Today, Saturday, May 14, is World Fair Trade Day. In that spirit, I recently dusted off a college paper I’d written on Fair Trade. Re-reading pages of charts and theories, I was struck by the number of similarities with Agros.

Fair Trade, as we see it today on our supermarket shelves, began with coffee. And not just because so many of us depend on it for our morning routines! Coffee grows best in mountainous regions around the equator—and needs a lot of TLC; the required degree of attention makes coffee best suited for growing by small family-farms, not large multinational corporations. In fact, around 70 percent of the world’s coffee is produced by poor family farmers in the developing world.
That sounds great for the farmers, right? We, in coffee-saturated Seattle, daily cough up $4 for one latte; but family farmers historically have seen almost none of that. Instead, they have sold their beans to intermediary agents. Known as “coyotes,” these agents cunningly colluded together, so that producers in a given region have literally only one buyer for their products; the buyer named whatever price they wanted, then sold to big coffee corporations at exorbitant profits. Year after year, farmers have sold their coffee for less than the cost of production.
So how do people stay “in business” if their products are purchased for less than the price of production? Here in Seattle, you close up shop and go work for someone else! But imagine the mountainous regions of Nicaragua or Guatemala, where coffee has been the principal livelihood for generations; imagine winding mud roads that prohibit access to new markets; imagine low literacy and education that prevent new business ventures. As a result, we see inescapable poverty, loan sharks, migration, human rights abuse, slave labor, indebtedness, hopelessness, landlessness… And that’s the part of the story where Fair Trade NGOs stepped in to restore hope and opportunity to the world’s poor!

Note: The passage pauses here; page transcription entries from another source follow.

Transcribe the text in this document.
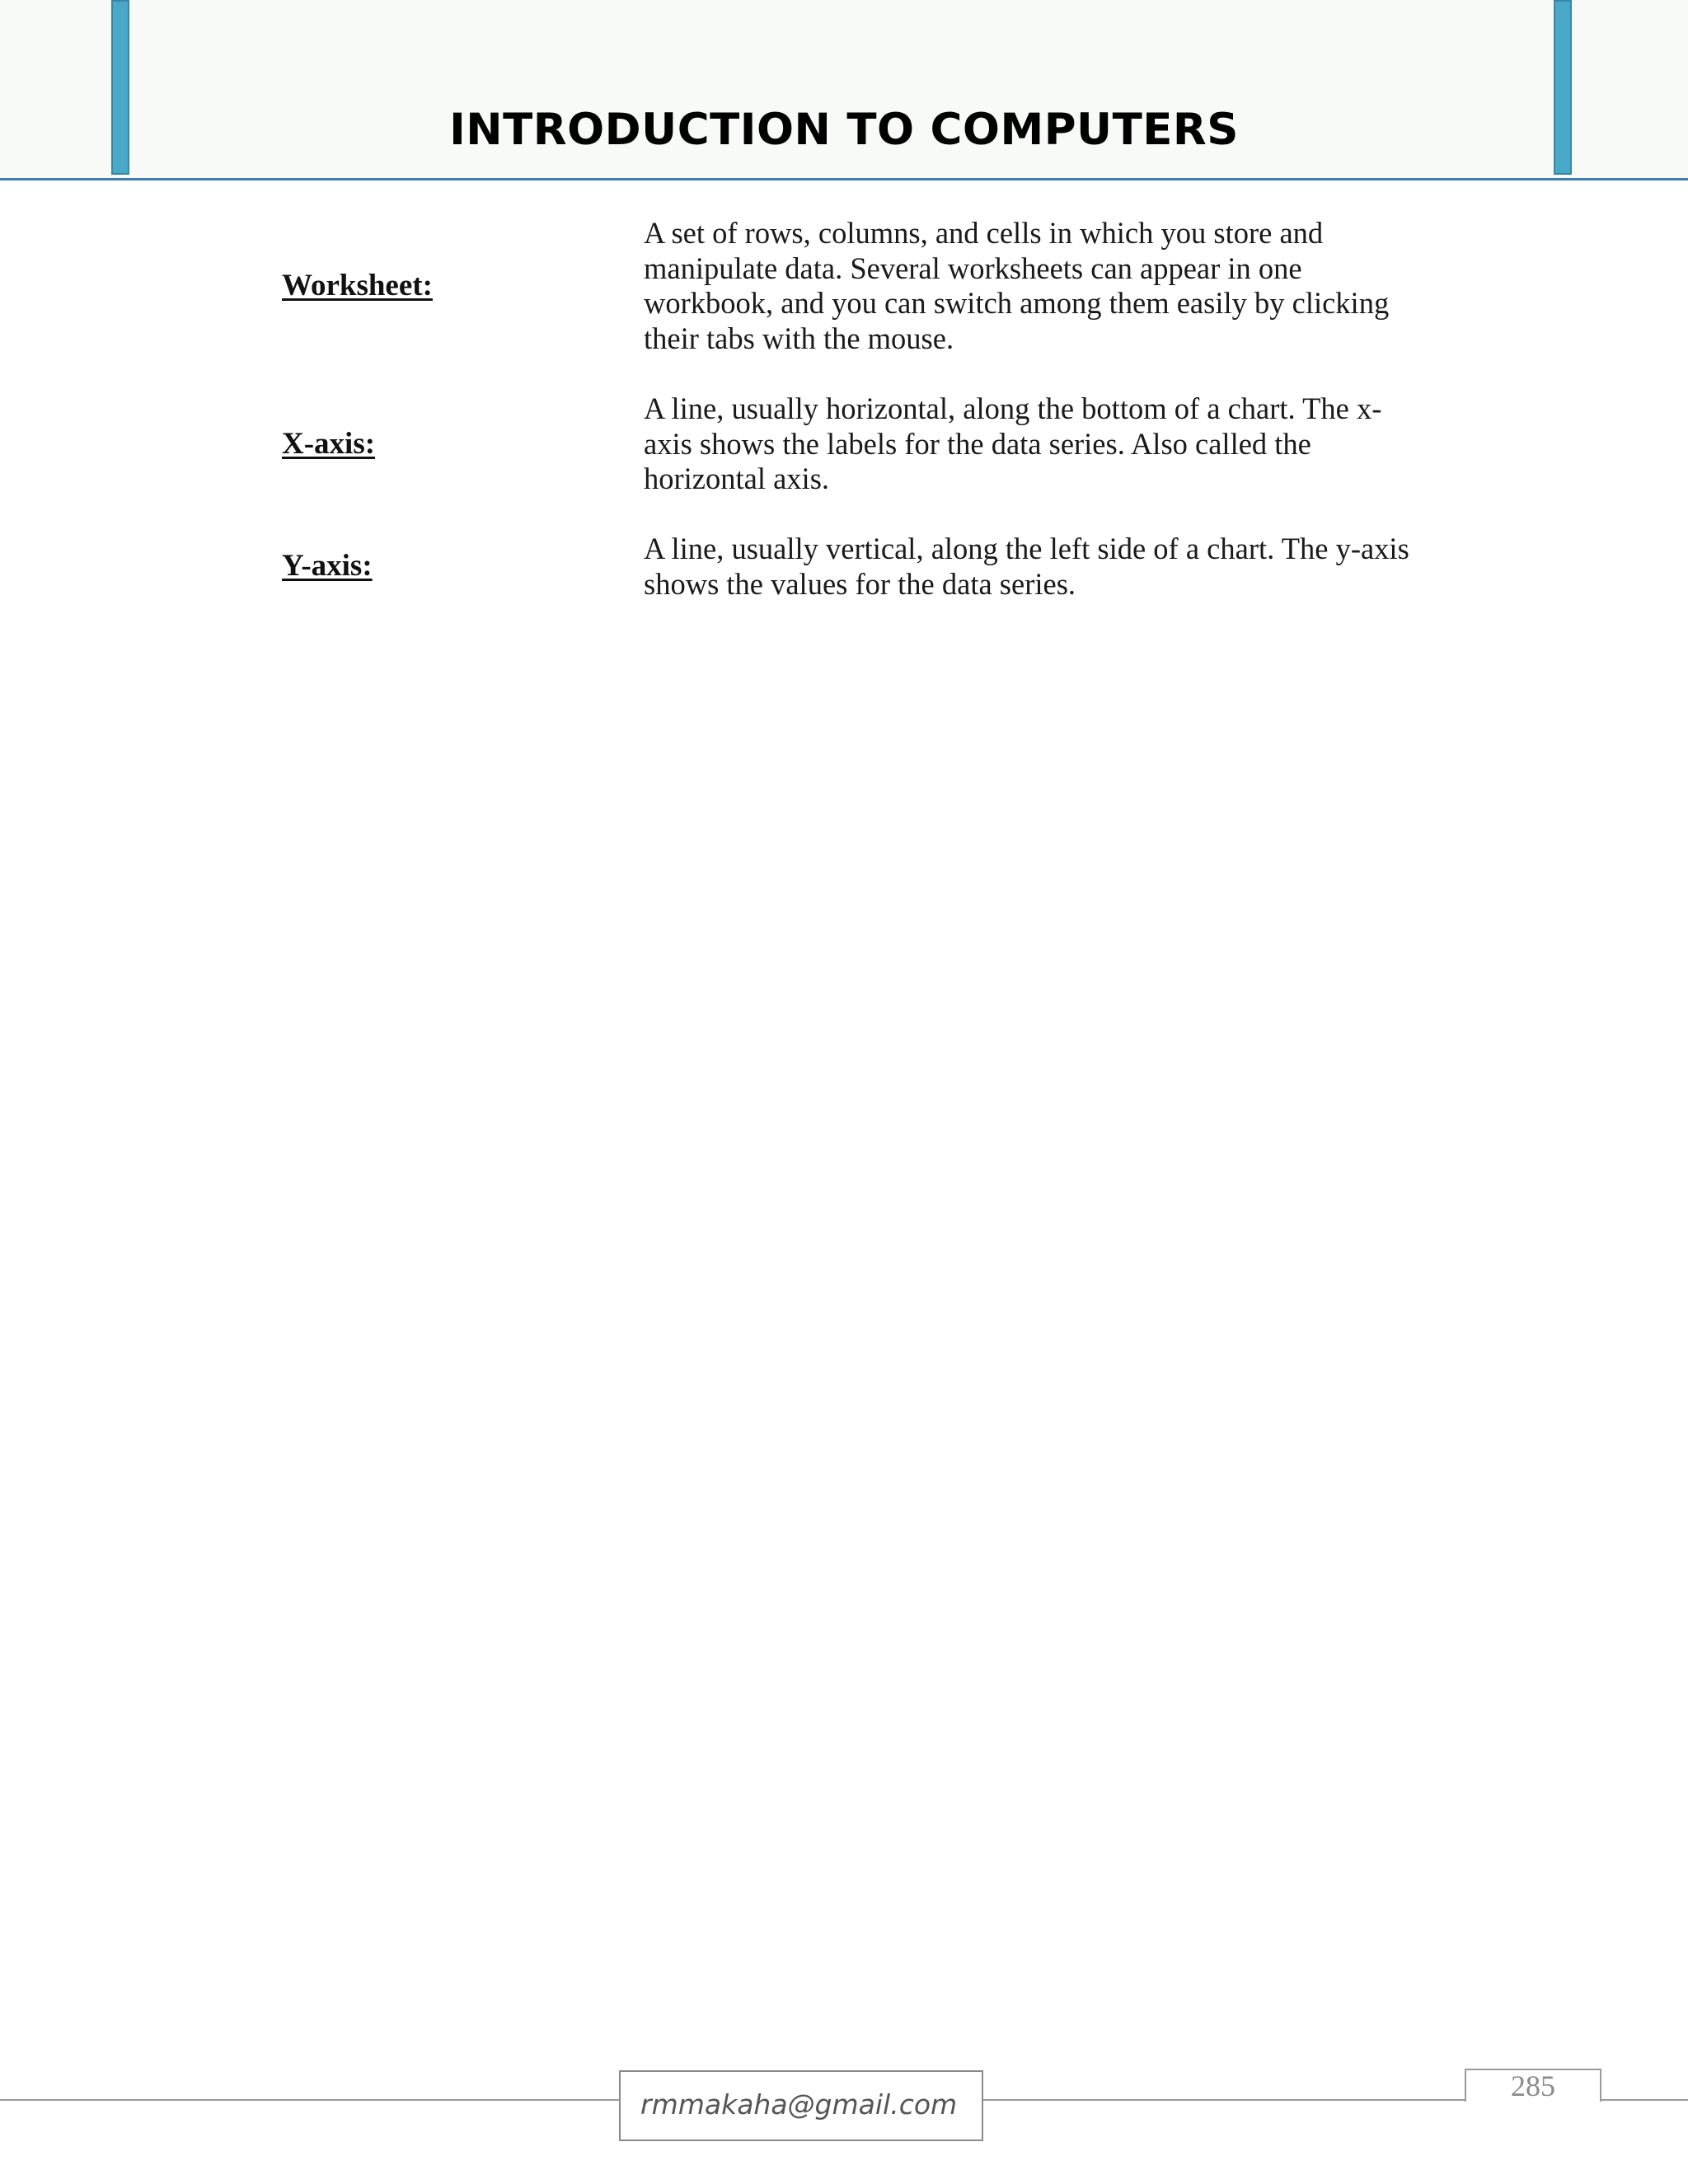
INTRODUCTION TO COMPUTERS
Worksheet:
A set of rows, columns, and cells in which you store and manipulate data. Several worksheets can appear in one workbook, and you can switch among them easily by clicking their tabs with the mouse.
X-axis:
A line, usually horizontal, along the bottom of a chart. The x-axis shows the labels for the data series. Also called the horizontal axis.
Y-axis:
A line, usually vertical, along the left side of a chart. The y-axis shows the values for the data series.
rmmakaha@gmail.com
285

…Wait, that sounds like Agros’ vision statement…
What is Fair Trade’s ultimate goal? Superfluity. That is, to build sustainability and capacity in cooperatives, freeing rural producers from the cycle of poverty so that the NGO is no longer needed! Through fair trade, farmers negotiate directly with contract buyers; get fair, sustainable prices for their products; and pass on the blessing to other farmers still in poverty. …sounds a lot like Agros!…
Though the primary focus of Agros’ work has been village development with landless farmers, there are hundreds of families around Agros communities who continue to live below the poverty line, even though they own small plots of land. With just a marginal increase of services, Agros could provide training, technical assistance and credit opportunities to these families, as well. And, like a symbiotic relationship in nature, the village and surrounding families would nurture each other:
- the village, as a center for community knowledge and training;
- the surrounding families, as leverage for sustainable economic opportunities—securing more profitable contracts (with an increased volume of agricultural production in cooperatives), conserving natural resources and critical watersheds, and collectively advocating with local authorities for more services in the region.
Agros staff first extended training and credit to neighboring, small land-holding families in Nebaj, Guatemala, when Atlas Coffee, a Washington-based coffee export company, offered a contract to the Agros village of Trapichitos—if they could come up with enough volume of coffee. So, families throughout the entire region were trained to cultivate their land efficiently and sustainably, and to negotiate cooperatively with the exporter. As families and communities have gained more experience and confidence in making decisions and in managing the project, Agros’ involvement has decreased so the project can become self-sustaining. The entire region has experienced an economic lift, attracting new investors, contracts, and microfinance opportunities, as well as infrastructure improvements by the municipal government.

This regional work both provides new economic opportunities to neighboring poor families and strengthens the sustainability of Agros villages—by addressing environmental degradation and facilitating better commercial contracts for agricultural production with increased volume. In that particular regional coffee contract, a total of 18 communities are working together. Coffee purchased directly from Agros farmers by Atlas Coffee is now sold throughout Washington—from Street Bean, a job-training coffee shop for street youth, to an executive suite at the Microsoft headquarters—and exported around the world by local roasters.
Today, Agros facilitates a number of regional cooperative projects in our villages and the surrounding areas, including coffee, chilies, snow peas and other vegetables—with plans to continue cultivating these symbiotic relationships in the future.
So, on World Fair Trade Day, I plan to raise my cup of Fair Trade coffee to celebrating the hard work and accomplishments of the growing Agros family!